Bronx charter school accused of skimming placed on probation

The Bronx charter school accused of rigging its admissions procedures to admit successful students has been put on probation.

The news, reported today in the New York Times, comes after Anna Phillips broke the story on GothamSchools in May that teachers and parents at Academic Leadership Charter School said the school tests students for admission. State law mandates that charter schools admit students through a lottery.
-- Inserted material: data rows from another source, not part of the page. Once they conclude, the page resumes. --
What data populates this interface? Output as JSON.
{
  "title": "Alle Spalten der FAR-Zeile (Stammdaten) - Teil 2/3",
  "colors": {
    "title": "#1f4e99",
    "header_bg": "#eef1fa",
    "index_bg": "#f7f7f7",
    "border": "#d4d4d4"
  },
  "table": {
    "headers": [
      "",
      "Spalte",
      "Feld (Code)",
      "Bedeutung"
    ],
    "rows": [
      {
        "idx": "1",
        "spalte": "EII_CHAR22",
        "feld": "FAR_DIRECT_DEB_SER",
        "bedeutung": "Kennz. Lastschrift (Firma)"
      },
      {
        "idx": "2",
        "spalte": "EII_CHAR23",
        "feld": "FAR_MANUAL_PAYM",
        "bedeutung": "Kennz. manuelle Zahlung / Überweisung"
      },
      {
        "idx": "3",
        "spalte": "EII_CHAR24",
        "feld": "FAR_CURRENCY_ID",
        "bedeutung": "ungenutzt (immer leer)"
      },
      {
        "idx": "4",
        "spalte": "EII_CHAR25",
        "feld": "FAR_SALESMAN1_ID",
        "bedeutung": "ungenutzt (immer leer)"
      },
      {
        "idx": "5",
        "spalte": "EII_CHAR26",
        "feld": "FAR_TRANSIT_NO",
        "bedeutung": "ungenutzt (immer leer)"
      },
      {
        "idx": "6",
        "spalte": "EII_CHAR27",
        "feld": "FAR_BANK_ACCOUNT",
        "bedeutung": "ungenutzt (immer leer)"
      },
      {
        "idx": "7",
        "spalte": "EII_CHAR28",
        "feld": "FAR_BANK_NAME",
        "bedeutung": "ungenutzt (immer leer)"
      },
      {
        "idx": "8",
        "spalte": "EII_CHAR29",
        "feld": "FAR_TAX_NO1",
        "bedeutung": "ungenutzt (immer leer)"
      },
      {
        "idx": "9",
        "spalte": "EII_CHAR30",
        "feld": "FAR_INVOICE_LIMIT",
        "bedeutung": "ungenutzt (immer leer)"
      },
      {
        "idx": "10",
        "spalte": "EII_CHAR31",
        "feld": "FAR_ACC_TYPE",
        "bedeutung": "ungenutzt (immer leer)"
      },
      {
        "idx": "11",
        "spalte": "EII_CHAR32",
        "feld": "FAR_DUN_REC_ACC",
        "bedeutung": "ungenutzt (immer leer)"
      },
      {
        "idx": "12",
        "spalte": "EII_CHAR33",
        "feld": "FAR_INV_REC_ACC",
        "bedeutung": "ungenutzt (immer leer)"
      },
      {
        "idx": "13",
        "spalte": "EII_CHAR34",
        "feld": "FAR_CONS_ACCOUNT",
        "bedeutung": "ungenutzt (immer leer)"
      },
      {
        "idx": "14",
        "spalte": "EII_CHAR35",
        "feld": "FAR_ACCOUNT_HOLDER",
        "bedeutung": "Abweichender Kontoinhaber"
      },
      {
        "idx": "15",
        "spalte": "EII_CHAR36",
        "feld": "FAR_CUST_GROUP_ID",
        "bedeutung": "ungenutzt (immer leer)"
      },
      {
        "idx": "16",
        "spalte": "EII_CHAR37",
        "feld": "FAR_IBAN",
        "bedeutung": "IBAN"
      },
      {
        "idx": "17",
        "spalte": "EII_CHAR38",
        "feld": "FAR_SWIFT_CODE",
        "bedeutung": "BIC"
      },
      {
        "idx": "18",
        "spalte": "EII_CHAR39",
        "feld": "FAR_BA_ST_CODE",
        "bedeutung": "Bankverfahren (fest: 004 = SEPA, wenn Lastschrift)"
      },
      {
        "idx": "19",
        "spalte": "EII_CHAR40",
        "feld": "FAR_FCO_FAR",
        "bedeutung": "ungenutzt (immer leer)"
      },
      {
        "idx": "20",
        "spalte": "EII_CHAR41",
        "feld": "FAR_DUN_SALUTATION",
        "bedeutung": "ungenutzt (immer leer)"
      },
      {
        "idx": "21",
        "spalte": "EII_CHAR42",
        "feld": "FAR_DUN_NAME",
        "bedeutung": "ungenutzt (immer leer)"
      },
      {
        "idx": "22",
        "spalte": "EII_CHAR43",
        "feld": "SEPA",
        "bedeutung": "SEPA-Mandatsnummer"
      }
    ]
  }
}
The testing allegations weren’t borne out in the city’s investigation, possibly because city officials did not speak to staff members who had resigned or parents of students who were not admitted, Phillips now reports for the Times. But investigators still found more than enough improprieties to warrant putting the school on probation.

Phillips writes:

… city officials found that at Academic Leadership, which has about 200 children in kindergarten through second grade, hundreds of applicants were left out of this year’s drawing. The lottery was supervised not by an impartial observer, but by a member of the parent association, the letter said. And while students who applied after the lottery should have been added to the waiting list, scores of them were not, it said.

Academic Leadership is the first charter school in the city to be disciplined for breaking admissions rules, Phillips reports. Recy Dunn, head of the city Department of Education’s charter schools office, wrote in a letter that the school suffered from “a pattern of failed operational oversight by school leadership” that extended well beyond admissions procedures.